Time to get out the cold frame and start hardening off some of my lovely little seedlings.

Thursday, April 8, 2010

Repotting, fighting fungus

I repotted all of my nightshades yesterday into plastic pots, composting the newspaper ones into my weeds-only compost. The mold was clearly growing in the newspaper itself, and only then spreading to the soil. Hopefully, the move will help with the fungus problem. I haven't found my book on organic disease-curing in the garden (probably lost in the move, alas!)

Please feel free to ask questions - I'm always happy to answer. Leave a comment and I'll let you know all about it if I can!


More later (about kombucha). For now, endless amounts of data entry.

Friday, April 2, 2010

Spring Weekends are here!

It's spring. I will be planting peppers, ground cherries, and tomato seeds tomorrow in the glorious sun, putting them on my new heat pad, and praying (peppers will be small and late this year, but oh well). Then I'll be working my newly-tilled garden over with a broad fork, probably bringing some soil over and forking it into the beds, adding some wood ash (in lieu of lime) and maybe even going to pick up finished manure somewhere or leaf mold, if I can find it. Then planting peas and setting up pea trellising. Definitely going for a long walk at my old house and picking a ton of ramps.

Hopefully I'll be pickling beets and root veggies, and maybe even ramps as well.

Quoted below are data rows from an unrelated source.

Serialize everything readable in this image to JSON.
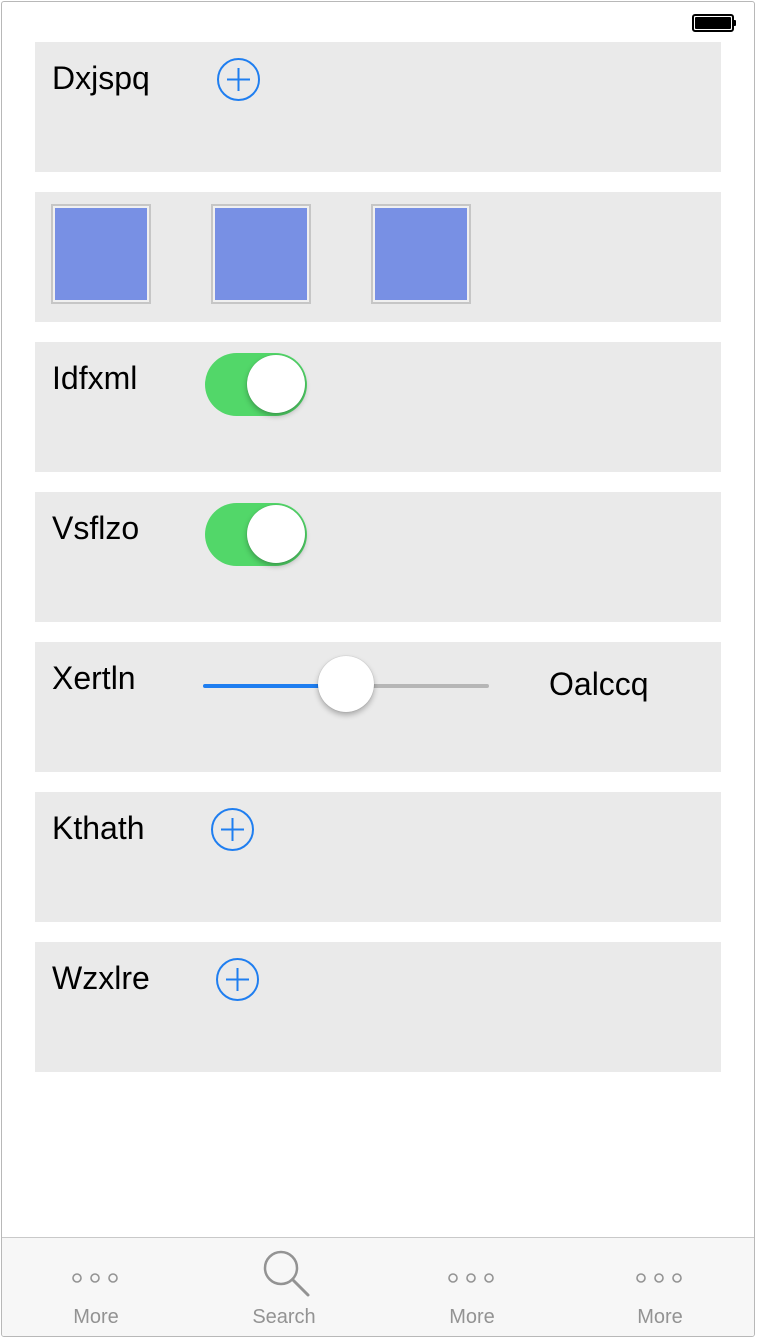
{
  "status_bar": {
    "battery_level": 1.0
  },
  "colors": {
    "accent": "#1f7ef0",
    "switch_on": "#52d769",
    "cell_background": "#eaeaea",
    "swatch": "#7890e4",
    "tab_inactive": "#939393"
  },
  "rows": {
    "dxjspq": {
      "label": "Dxjspq",
      "button_icon": "plus-circle-icon"
    },
    "images": {
      "count": 3,
      "icon": "image-swatch"
    },
    "idfxml": {
      "label": "Idfxml",
      "on": true
    },
    "vsflzo": {
      "label": "Vsflzo",
      "on": true
    },
    "xertln": {
      "label": "Xertln",
      "value_label": "Oalccq",
      "slider_fraction": 0.5
    },
    "kthath": {
      "label": "Kthath",
      "button_icon": "plus-circle-icon"
    },
    "wzxlre": {
      "label": "Wzxlre",
      "button_icon": "plus-circle-icon"
    }
  },
  "tabbar": {
    "tabs": [
      {
        "label": "More",
        "icon": "more-dots-icon"
      },
      {
        "label": "Search",
        "icon": "search-icon"
      },
      {
        "label": "More",
        "icon": "more-dots-icon"
      },
      {
        "label": "More",
        "icon": "more-dots-icon"
      }
    ]
  }
}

And, when it all comes down to it, I need to to get all my veggies out of storage and have a Thanksgiving-in-May party to finish the root veggies - though i think I'll plant some parsnips and carrots just for the hell of it - they're biennials and will therefore flower this year. Umbel-shaped flowers are particularly good at attracting beneficial insects into the garden, though the juice from parsnip stalks is very caustic - so be careful not to get it on your skin! I'm sure the parsnips and carrots are both hybrids and therefore I won't be able to save seed (the carrots aren't worth saving seed from anyway - they've gotten horribly woody), but it'll still be a fun little science experiment.

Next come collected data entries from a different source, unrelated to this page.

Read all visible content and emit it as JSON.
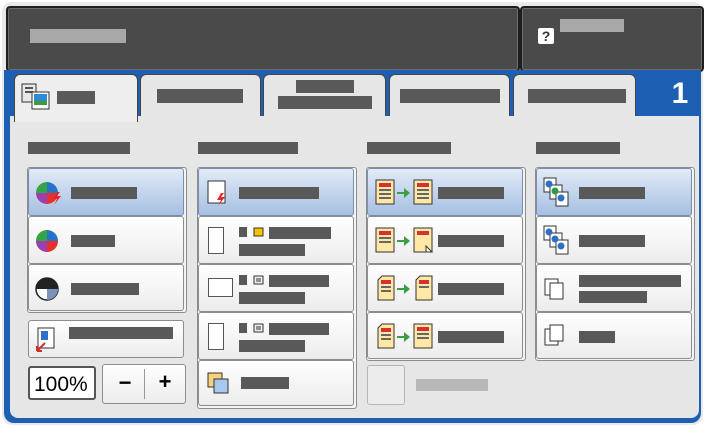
{
  "tab_count": "1",
  "zoom": {
    "value": "100%",
    "decrease": "−",
    "increase": "+"
  },
  "colors": {
    "accent": "#1d5fb2",
    "selected": "#a6bfe2"
  },
  "icons": {
    "help": "help-icon",
    "color_auto": "color-auto-icon",
    "full_color": "full-color-icon",
    "black_white": "black-and-white-icon",
    "reduce_enlarge": "reduce-enlarge-icon",
    "paper_auto": "paper-auto-icon",
    "sided_1to1": "one-to-one-sided-icon",
    "sided_1to2": "one-to-two-sided-icon",
    "sided_2to2": "two-to-two-sided-icon",
    "sided_2to1": "two-to-one-sided-icon",
    "collated": "collated-icon",
    "uncollated": "uncollated-icon",
    "uncollated_tray": "uncollated-tray-icon",
    "stack": "stacked-icon"
  }
}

Now it's just a matter of getting out my farming shirts (long-sleeve button-downs) and my big garden hat, and getting to work!

Wednesday, March 31, 2010

Planning, thinking, mulling

Only a minority of my peppers and tomatoes have germinated. I'm worried. I also had my first garden worry dream last night. I dreamed that I was at a local farm and they had large okra and full-grown peas and all sorts of delicious veggies already in the fields, not to mention bearing fruit. I sat up in a tree, oggling the lush, spring fields below me thinking, "How could I get so far behind! My okra isn't even started yet!" Then I woke up. My garden hasn't even been tilled yet!

Mulling, continued

When I start thinking about jobs and career paths I inevitably bump into my freelancing ideas and small business concepts, which, while scarier and much less fail-safe than the jobs I was mulling over yesterday, are actually better suited for my long-term hopes and dreams. The trade-off between short-term security and long-term gain, when it comes with what feels like a significant chunk of risk in the immediate future (my savings, my financial security and stability, my resume) is a lot to wrap my mind around.

So I need to keep mulling. This time, about the summer, and a half-baked plan I keep toying with to work fewer hours this summer in order to focus on starting a home business either making salves and such things or writing more (freelance, etc.)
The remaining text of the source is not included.